Meet the Russian oligarch who paid Trump’s former campaign manager to help Putin

Oleg Deripaska, the Russian aluminum titan at the center of a new controversy surrounding US president Donald Trump, rose up in the blood-and-guts, rough-and-tumble chaos that followed the breakup of the USSR 25 years ago. But of the period’s dozens of billionaire oligarchs, he is one of only a few still in the game.

The 49-year-old Deripaska—a six-foot tall teetotaler who takes his tea without sugar—appears to have Vladimir Putin’s favor, accompanying the Russian president on foreign trips and financially supporting his political campaigns. With a fortune most recently estimated by Forbes at $5.2 billion, Deripaska owns Basic Element, a diversified industrial company in aviation, construction, energy, and financial services. And some of that money seems to have gone to Trump’s former presidential campaign manager, Paul Manafort.

Today, news agency Associated Press reported that Deripaska paid Manafort $10 million a year to lobby for Putin-friendly oligarchs in Ukraine, and for pro-Russian governments in Georgia, Tajikistan and Uzbekistan, from 2006 through at least 2009. Deripaska also paid Manafort to undermine anti-Russian individuals in these former Soviet states, using front groups and media, according to the report.

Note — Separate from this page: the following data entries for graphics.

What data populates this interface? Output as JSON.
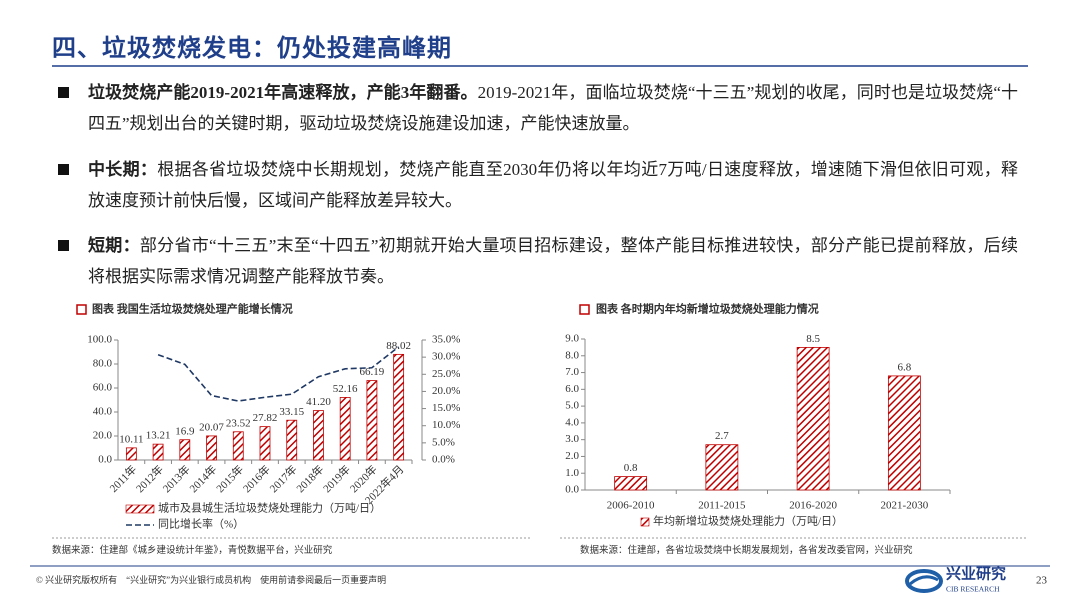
{
  "header": {
    "title": "四、垃圾焚烧发电：仍处投建高峰期"
  },
  "bullets": [
    {
      "bold": "垃圾焚烧产能2019-2021年高速释放，产能3年翻番。",
      "text": "2019-2021年，面临垃圾焚烧“十三五”规划的收尾，同时也是垃圾焚烧“十四五”规划出台的关键时期，驱动垃圾焚烧设施建设加速，产能快速放量。"
    },
    {
      "bold": "中长期：",
      "text": "根据各省垃圾焚烧中长期规划，焚烧产能直至2030年仍将以年均近7万吨/日速度释放，增速随下滑但依旧可观，释放速度预计前快后慢，区域间产能释放差异较大。"
    },
    {
      "bold": "短期：",
      "text": "部分省市“十三五”末至“十四五”初期就开始大量项目招标建设，整体产能目标推进较快，部分产能已提前释放，后续将根据实际需求情况调整产能释放节奏。"
    }
  ],
  "chart_data": [
    {
      "type": "bar",
      "title": "图表 我国生活垃圾焚烧处理产能增长情况",
      "categories": [
        "2011年",
        "2012年",
        "2013年",
        "2014年",
        "2015年",
        "2016年",
        "2017年",
        "2018年",
        "2019年",
        "2020年",
        "2022年4月"
      ],
      "series": [
        {
          "name": "城市及县城生活垃圾焚烧处理能力（万吨/日）",
          "color": "#c00000",
          "values": [
            10.11,
            13.21,
            16.9,
            20.07,
            23.52,
            27.82,
            33.15,
            41.2,
            52.16,
            66.19,
            88.02
          ],
          "value_labels": [
            "10.11",
            "13.21",
            "16.9",
            "20.07",
            "23.52",
            "27.82",
            "33.15",
            "41.20",
            "52.16",
            "66.19",
            "88.02"
          ]
        },
        {
          "name": "同比增长率（%）",
          "color": "#1f3864",
          "type": "line",
          "axis": "y2",
          "values": [
            null,
            30.7,
            27.9,
            18.8,
            17.2,
            18.3,
            19.2,
            24.3,
            26.6,
            26.9,
            33.0
          ]
        }
      ],
      "ylim": [
        0,
        100
      ],
      "yticks": [
        {
          "value": 0,
          "label": "0.0"
        },
        {
          "value": 20,
          "label": "20.0"
        },
        {
          "value": 40,
          "label": "40.0"
        },
        {
          "value": 60,
          "label": "60.0"
        },
        {
          "value": 80,
          "label": "80.0"
        },
        {
          "value": 100,
          "label": "100.0"
        }
      ],
      "y2lim": [
        0,
        35
      ],
      "y2ticks": [
        {
          "value": 0,
          "label": "0.0%"
        },
        {
          "value": 5,
          "label": "5.0%"
        },
        {
          "value": 10,
          "label": "10.0%"
        },
        {
          "value": 15,
          "label": "15.0%"
        },
        {
          "value": 20,
          "label": "20.0%"
        },
        {
          "value": 25,
          "label": "25.0%"
        },
        {
          "value": 30,
          "label": "30.0%"
        },
        {
          "value": 35,
          "label": "35.0%"
        }
      ],
      "grid": false
    },
    {
      "type": "bar",
      "title": "图表 各时期内年均新增垃圾焚烧处理能力情况",
      "categories": [
        "2006-2010",
        "2011-2015",
        "2016-2020",
        "2021-2030"
      ],
      "series": [
        {
          "name": "年均新增垃圾焚烧处理能力（万吨/日）",
          "color": "#c00000",
          "values": [
            0.8,
            2.7,
            8.5,
            6.8
          ]
        }
      ],
      "ylim": [
        0,
        9
      ],
      "yticks": [
        {
          "value": 0,
          "label": "0.0"
        },
        {
          "value": 1,
          "label": "1.0"
        },
        {
          "value": 2,
          "label": "2.0"
        },
        {
          "value": 3,
          "label": "3.0"
        },
        {
          "value": 4,
          "label": "4.0"
        },
        {
          "value": 5,
          "label": "5.0"
        },
        {
          "value": 6,
          "label": "6.0"
        },
        {
          "value": 7,
          "label": "7.0"
        },
        {
          "value": 8,
          "label": "8.0"
        },
        {
          "value": 9,
          "label": "9.0"
        }
      ],
      "grid": false
    }
  ],
  "sources": [
    "数据来源：住建部《城乡建设统计年鉴》，青悦数据平台，兴业研究",
    "数据来源：住建部，各省垃圾焚烧中长期发展规划，各省发改委官网，兴业研究"
  ],
  "footer": {
    "copyright": "© 兴业研究版权所有　“兴业研究”为兴业银行成员机构　使用前请参阅最后一页重要声明",
    "logo_cn": "兴业研究",
    "logo_en": "CIB RESEARCH",
    "page": "23"
  }
}
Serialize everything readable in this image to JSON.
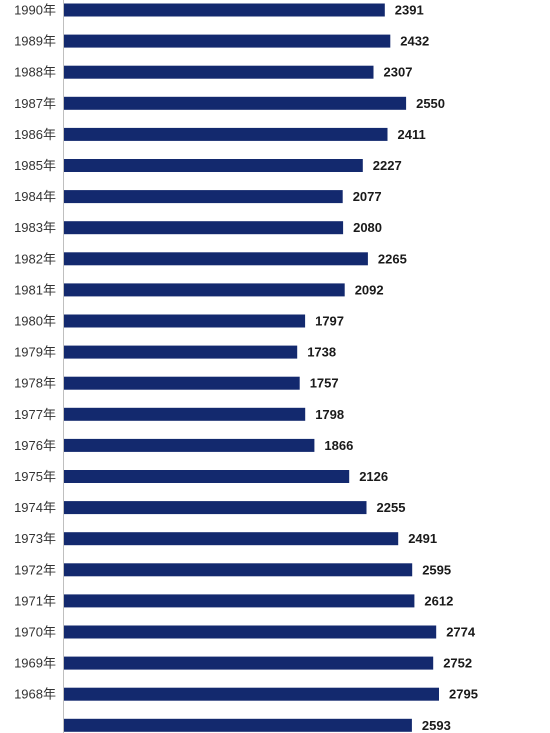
{
  "chart_data": {
    "type": "bar",
    "orientation": "horizontal",
    "categories": [
      "1990年",
      "1989年",
      "1988年",
      "1987年",
      "1986年",
      "1985年",
      "1984年",
      "1983年",
      "1982年",
      "1981年",
      "1980年",
      "1979年",
      "1978年",
      "1977年",
      "1976年",
      "1975年",
      "1974年",
      "1973年",
      "1972年",
      "1971年",
      "1970年",
      "1969年",
      "1968年",
      ""
    ],
    "values": [
      2391,
      2432,
      2307,
      2550,
      2411,
      2227,
      2077,
      2080,
      2265,
      2092,
      1797,
      1738,
      1757,
      1798,
      1866,
      2126,
      2255,
      2491,
      2595,
      2612,
      2774,
      2752,
      2795,
      2593
    ],
    "data_labels": [
      "2391",
      "2432",
      "2307",
      "2550",
      "2411",
      "2227",
      "2077",
      "2080",
      "2265",
      "2092",
      "1797",
      "1738",
      "1757",
      "1798",
      "1866",
      "2126",
      "2255",
      "2491",
      "2595",
      "2612",
      "2774",
      "2752",
      "2795",
      "2593"
    ],
    "xlim": [
      0,
      2795
    ],
    "bar_color": "#13296e",
    "grid": false,
    "legend": "none"
  }
}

Nevertheless, Manafort has said there was nothing “pro-Russian” in his dealings with Deripaska. For his part, the oligarch told the AP that Manafort was paid to work on behalf of his “business interests.”

But since the Soviet breakup, Deripaska has been the consummate political insider. His wife, Polina, is the daughter of Valentin Yumashev, former chief of staff to then-president Boris Yeltsin (Yumashev himself was married to Yeltsin’s daughter, Tatyana). Yumashev also is said to be the first member of Yeltsin’s coterie to suggest that Putin be elevated to president.

When Putin was elevated at the end of 1999, Deripaska did not miss a beat. On July 28, 2000, Putin gathered together 21 of the business magnates who had dominated so much of Russian politics during the Yeltsin era. Putin told them he would not mess with their spoils—but that they had to stay out of politics. A few ignored Putin’s warning and ended up stripped of their assets, in prison, or in exile. Deripaska is among those who enthusiastically followed orders.

There has been two-way support. When the global financial crisis struck in 2009, Putin lambasted Deripaska on national Russian television for his alleged readiness to close a small furniture factory in the hinterlands. But Putin also stepped in with a bailout to help rescue Deripaska’s struggling operations. In 2008, Deripaska was banned in the US because of alleged ties to organized crime. But Putin reportedly interceded to clear his way.

Deripaska and Manafort became estranged in 2014, following a $19 million television deal gone bad. Two years later, during Trump’s 2016 presidential campaign, people around Deripaska accused Manafort of fraud and threatened to take action to recover money from Manafort.